6. The method for dynamically monitoring the water area shoreline by using the high-resolution remote sensing technology as claimed in claim 1, wherein: the pattern spot change types in the S4 include 4 basic cases of pattern spot expansion, pattern spot reduction, pattern spot increase and pattern spot pin number.

7. The method for dynamically monitoring the water area shoreline by using the high-resolution remote sensing technology as claimed in claim 1, wherein: elements on the water area shoreline remote sensing monitoring thematic map in the S5 mainly comprise a title, a north arrow, an administrative division map layer, a river and lake water distribution map layer, a problem point map layer, a legend, a scale and the like. The operation process is as follows: the method comprises the steps of map design, data entry, hierarchical digitization, graphic editing, element relation processing, drawing finishing, quality inspection and map output.

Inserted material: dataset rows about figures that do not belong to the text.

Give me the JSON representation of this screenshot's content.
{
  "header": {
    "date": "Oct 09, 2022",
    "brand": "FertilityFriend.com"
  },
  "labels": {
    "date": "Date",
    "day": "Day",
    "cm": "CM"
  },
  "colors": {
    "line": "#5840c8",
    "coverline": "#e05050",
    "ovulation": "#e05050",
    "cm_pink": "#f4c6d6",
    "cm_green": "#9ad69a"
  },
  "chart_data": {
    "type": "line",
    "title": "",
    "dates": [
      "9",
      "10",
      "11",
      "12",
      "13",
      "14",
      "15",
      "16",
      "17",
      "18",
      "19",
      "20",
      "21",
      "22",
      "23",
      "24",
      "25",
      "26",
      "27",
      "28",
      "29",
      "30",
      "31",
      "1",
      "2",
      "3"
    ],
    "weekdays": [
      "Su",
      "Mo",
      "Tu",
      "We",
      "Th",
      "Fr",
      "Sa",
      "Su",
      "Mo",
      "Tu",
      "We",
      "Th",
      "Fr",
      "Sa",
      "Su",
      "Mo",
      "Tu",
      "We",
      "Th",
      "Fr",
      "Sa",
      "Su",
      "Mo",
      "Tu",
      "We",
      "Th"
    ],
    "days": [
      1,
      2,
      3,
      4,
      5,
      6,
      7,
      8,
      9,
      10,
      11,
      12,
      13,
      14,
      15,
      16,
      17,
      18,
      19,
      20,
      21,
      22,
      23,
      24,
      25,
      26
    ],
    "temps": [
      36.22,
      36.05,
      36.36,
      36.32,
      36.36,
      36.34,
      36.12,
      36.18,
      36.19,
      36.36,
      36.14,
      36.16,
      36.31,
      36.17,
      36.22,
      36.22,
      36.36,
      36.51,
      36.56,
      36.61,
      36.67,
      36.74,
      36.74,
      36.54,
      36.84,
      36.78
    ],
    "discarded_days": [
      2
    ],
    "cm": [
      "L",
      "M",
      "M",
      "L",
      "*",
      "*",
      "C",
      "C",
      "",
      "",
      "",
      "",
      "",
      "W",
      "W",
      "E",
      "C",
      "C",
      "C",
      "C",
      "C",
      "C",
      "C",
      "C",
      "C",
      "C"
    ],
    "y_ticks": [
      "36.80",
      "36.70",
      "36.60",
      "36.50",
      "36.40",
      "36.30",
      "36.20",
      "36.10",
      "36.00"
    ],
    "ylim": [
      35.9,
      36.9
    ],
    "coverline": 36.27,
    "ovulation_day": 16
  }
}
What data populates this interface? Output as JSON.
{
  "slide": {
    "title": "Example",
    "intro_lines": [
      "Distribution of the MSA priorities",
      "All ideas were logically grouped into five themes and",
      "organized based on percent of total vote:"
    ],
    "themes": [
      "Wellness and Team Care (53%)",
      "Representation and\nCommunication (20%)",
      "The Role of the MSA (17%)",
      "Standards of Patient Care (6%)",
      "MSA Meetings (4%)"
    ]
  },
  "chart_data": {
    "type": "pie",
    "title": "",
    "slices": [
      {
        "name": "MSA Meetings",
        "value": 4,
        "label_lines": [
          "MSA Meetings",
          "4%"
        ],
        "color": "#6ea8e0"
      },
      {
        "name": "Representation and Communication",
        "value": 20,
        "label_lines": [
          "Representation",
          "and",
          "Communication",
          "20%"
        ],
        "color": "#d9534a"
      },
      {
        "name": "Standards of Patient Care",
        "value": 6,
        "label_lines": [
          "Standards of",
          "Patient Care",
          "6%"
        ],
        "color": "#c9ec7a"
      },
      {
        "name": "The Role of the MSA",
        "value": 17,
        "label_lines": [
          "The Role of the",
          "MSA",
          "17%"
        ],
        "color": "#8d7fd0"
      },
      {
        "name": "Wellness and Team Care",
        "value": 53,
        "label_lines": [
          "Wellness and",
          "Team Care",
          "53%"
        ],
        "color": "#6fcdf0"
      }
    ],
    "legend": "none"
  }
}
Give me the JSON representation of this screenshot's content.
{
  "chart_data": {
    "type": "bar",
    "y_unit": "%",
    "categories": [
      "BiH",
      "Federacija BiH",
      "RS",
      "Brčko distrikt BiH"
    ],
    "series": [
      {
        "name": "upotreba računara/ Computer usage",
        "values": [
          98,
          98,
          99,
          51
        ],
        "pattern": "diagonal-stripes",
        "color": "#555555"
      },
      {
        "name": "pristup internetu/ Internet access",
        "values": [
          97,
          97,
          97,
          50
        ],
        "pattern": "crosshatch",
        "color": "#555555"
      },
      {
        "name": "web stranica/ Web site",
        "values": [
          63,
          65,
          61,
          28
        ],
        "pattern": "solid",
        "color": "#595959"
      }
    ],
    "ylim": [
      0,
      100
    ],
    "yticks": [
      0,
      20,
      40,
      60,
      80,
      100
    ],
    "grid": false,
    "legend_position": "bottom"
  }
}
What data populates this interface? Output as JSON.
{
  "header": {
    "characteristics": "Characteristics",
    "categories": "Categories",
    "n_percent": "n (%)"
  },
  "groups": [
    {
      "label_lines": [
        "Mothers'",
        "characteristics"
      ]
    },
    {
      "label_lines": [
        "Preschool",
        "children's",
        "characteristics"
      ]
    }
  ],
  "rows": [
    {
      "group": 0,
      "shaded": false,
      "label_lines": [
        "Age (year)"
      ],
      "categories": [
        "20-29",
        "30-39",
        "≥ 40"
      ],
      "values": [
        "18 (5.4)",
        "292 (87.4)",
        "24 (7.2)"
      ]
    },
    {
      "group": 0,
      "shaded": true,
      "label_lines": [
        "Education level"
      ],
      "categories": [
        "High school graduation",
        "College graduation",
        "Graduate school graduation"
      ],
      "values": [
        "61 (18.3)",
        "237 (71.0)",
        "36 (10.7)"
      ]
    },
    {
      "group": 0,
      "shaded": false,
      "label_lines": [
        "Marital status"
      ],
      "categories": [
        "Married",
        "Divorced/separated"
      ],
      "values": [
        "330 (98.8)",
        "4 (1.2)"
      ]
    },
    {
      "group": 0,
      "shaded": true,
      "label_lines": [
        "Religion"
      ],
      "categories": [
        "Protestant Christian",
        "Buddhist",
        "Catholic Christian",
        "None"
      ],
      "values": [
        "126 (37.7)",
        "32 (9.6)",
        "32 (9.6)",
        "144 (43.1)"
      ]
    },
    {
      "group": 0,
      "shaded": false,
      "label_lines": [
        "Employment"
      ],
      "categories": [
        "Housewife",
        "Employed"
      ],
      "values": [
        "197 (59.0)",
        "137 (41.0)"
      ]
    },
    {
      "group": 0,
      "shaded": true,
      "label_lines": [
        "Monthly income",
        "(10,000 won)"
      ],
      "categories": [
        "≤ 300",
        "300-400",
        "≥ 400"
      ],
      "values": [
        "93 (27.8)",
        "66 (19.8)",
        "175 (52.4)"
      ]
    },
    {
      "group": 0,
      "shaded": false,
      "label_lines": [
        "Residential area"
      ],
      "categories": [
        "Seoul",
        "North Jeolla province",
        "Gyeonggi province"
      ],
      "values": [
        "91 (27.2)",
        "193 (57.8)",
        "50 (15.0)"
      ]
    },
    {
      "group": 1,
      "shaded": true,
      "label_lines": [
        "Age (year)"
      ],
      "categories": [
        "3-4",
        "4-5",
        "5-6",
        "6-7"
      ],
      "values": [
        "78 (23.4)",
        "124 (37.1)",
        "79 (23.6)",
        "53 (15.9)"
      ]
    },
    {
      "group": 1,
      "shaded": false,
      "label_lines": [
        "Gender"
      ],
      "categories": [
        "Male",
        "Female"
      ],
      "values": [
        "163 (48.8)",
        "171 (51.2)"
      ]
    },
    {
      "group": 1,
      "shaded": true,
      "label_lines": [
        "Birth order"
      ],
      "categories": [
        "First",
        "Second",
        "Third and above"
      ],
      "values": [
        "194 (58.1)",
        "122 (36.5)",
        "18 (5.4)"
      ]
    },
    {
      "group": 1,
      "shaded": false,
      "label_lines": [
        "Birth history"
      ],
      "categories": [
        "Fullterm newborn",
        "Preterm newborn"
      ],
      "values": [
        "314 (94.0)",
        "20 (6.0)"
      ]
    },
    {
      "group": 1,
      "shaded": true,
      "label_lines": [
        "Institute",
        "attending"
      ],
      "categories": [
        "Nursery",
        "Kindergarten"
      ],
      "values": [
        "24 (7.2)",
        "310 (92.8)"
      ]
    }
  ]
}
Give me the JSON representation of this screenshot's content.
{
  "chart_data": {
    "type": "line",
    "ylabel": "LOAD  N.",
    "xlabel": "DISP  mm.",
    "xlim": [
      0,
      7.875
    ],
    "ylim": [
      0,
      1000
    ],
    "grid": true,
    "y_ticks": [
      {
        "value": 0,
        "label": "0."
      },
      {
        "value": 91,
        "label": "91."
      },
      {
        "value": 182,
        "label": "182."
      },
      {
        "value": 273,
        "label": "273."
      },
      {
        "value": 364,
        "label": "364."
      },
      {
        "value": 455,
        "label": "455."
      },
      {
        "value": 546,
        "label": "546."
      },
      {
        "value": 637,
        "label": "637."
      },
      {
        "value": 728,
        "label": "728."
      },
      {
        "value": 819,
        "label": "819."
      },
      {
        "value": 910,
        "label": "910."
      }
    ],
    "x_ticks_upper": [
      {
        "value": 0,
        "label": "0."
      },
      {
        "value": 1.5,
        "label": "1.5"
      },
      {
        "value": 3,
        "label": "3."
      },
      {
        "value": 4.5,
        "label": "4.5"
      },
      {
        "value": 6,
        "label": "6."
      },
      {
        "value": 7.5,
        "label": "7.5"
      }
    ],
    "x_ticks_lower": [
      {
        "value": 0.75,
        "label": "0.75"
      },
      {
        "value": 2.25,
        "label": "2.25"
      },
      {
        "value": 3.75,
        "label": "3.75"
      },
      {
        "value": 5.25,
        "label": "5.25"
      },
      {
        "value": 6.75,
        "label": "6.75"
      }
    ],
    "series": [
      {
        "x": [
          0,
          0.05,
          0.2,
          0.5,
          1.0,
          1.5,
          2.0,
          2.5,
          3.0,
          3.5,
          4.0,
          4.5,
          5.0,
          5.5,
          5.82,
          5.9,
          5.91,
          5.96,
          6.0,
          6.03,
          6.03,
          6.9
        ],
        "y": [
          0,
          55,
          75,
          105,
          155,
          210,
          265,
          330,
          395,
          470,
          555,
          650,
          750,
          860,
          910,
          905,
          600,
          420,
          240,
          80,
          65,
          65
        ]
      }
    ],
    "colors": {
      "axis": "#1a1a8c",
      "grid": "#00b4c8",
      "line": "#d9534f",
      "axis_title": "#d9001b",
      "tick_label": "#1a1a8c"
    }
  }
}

8. The method for dynamically monitoring the water area shoreline by using the high-resolution remote sensing technology as claimed in claim 1, wherein: the monitoring report in S5 includes the following contents: the method comprises the steps of remote sensing monitoring result summary, monitoring range, introduction of satellite remote sensing data, shore line violation remote sensing monitoring basic auxiliary data, remote sensing monitoring conditions, problem statistical chart, remote sensing monitoring thematic map and the like.

9. The method for dynamically monitoring the water area shoreline by using the high-resolution remote sensing technology as claimed in claim 1, wherein: the question list in S5 includes the following contents: the problem management method comprises the following steps of problem sequence number, river reach name of the river reach where the problem is located, location (city, countryside and village), geographic coordinates (longitude and latitude) of the location, name and job of a river reach corresponding to the river reach, problem description (qualitative and quantitative), problem types (including occupation, random mining, random piling, random construction, random arrangement and the like), problem treatment conditions (whether to sell a number or not), and photos before and after treatment (including high-score satellite image screenshots and on-site recheck photos).